"Haunting" is an overused adjective, but it still defines Mirel Wagner's music perfectly.
It certainly applied to her self-titled debut, which brought folk and blues back to their eldritch roots with songs that fell somewhere between nursery rhymes, fairy tales, and murder ballads.
It's an even more apt description of her intensely beautiful and unsettling second album, When the Cellar Children See the Light of Day.
Wagner collaborated with Finnish producer Sasu Ripatti, best known for his work as Luomo and Vladislav Delay; not an obvious choice, considering that his music is largely electronic.
However, Ripatti honors her songs by giving them the cleanest, clearest surroundings possible, highlighting her hypnotic fingerpicking on "Dreamt of a Wave" and "The Devil's Tongue." Perhaps even more so than on her debut, When the Cellar Children's spaces are as eloquent as the music, while subtle effects and slightly fuller instrumentation hover between real and surreal as needed.
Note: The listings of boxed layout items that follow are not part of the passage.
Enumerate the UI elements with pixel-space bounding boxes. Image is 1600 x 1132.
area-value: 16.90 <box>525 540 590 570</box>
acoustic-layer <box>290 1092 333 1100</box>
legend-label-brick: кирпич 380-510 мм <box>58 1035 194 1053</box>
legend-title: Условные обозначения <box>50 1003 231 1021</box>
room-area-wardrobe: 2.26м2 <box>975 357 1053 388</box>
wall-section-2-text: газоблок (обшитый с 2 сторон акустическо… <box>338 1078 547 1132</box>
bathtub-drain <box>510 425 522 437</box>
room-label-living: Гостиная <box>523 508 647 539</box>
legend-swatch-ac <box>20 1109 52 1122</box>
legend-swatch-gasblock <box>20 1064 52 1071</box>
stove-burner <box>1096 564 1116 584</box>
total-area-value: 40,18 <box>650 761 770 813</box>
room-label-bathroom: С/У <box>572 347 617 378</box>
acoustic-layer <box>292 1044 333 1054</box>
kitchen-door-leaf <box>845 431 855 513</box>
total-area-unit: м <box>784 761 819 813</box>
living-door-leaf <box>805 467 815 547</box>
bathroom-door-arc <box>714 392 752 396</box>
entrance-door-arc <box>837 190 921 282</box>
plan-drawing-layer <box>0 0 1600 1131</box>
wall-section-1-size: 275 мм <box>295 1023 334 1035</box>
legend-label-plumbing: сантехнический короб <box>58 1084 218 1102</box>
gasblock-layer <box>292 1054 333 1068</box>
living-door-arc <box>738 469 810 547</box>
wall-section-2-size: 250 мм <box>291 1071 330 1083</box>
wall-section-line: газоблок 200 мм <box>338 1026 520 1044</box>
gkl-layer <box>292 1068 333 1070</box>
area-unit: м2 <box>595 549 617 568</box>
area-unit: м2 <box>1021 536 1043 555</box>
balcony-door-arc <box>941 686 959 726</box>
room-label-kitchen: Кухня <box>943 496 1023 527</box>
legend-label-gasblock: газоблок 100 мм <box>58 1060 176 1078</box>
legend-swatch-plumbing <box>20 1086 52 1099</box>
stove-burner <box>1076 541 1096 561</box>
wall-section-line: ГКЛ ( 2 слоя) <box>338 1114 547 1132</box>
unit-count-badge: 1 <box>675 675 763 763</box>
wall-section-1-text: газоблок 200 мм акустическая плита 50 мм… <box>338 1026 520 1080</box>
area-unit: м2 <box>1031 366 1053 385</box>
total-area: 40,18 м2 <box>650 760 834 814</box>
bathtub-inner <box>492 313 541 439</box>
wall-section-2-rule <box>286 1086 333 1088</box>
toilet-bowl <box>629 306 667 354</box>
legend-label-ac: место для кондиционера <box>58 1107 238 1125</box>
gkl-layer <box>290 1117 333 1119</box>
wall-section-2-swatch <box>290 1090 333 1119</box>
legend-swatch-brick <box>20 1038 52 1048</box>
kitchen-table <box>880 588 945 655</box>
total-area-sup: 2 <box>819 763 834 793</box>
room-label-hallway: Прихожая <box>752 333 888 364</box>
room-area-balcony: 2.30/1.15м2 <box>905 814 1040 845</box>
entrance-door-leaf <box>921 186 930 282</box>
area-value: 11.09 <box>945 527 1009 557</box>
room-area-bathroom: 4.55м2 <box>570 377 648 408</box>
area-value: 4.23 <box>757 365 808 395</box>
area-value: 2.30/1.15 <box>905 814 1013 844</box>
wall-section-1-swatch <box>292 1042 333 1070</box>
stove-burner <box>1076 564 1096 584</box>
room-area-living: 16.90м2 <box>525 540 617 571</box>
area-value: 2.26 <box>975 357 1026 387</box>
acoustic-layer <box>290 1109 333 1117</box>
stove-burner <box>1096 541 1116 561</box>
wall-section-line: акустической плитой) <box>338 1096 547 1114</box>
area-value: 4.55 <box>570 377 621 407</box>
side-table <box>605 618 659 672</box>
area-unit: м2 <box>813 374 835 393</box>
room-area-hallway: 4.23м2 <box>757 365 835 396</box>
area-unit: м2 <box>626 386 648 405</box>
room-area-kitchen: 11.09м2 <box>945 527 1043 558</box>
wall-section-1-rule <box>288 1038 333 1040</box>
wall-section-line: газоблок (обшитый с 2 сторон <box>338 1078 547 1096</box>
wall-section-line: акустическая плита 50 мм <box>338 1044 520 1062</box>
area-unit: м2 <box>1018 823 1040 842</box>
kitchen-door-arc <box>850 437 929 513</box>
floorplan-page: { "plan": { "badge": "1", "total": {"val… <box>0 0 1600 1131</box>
When the spectral backing vocals float up on "Oak Tree," a song about an abandoned child who ends up "dreaming underneath," it's spine-tingling.
Aptly, the motif of buried children runs through the album, but When the Cellar Children See the Light of Day is more about revealing than rescuing.
Freedom usually means death, as on "The Dirt," where a child is ready to "close my eyes and wake up to a new life." This poetic simplicity makes Wagner's storytelling all the more poignant and often horrifying; as with her playing, she implies a wealth of nuances in seemingly direct phrases.
"In My Father's House" paints a portrait of deceptive serenity as Wagner details a household so full of suppressed terror that even "the pictures on the wall never look into your eyes" over velvety strumming.
On "Taller Than Tall Trees," she distills an ambivalent love story filled with an album's worth of emotional twists and turns in its opening words: "See a girl dressed as a woman/Here's a man who lies." Wagner (and Ripatti)'s technical prowess only enhances the album's emotional impact.
Where Mirel Wagner was a collection of vignettes, these songs revolve around the terrible things people do in the name of love, whether it's "What Love Looks Like"'s bitter recriminations, "Goodnight"'s murder lullaby, or the eerily matter-of-fact opener "1 2 3 4," where a child killer professes to have "a big big heart and lots of love." As accomplished as it is disturbing, When the Cellar Children See the Light of Day is a riveting album from a formidable and yes, haunting, talent.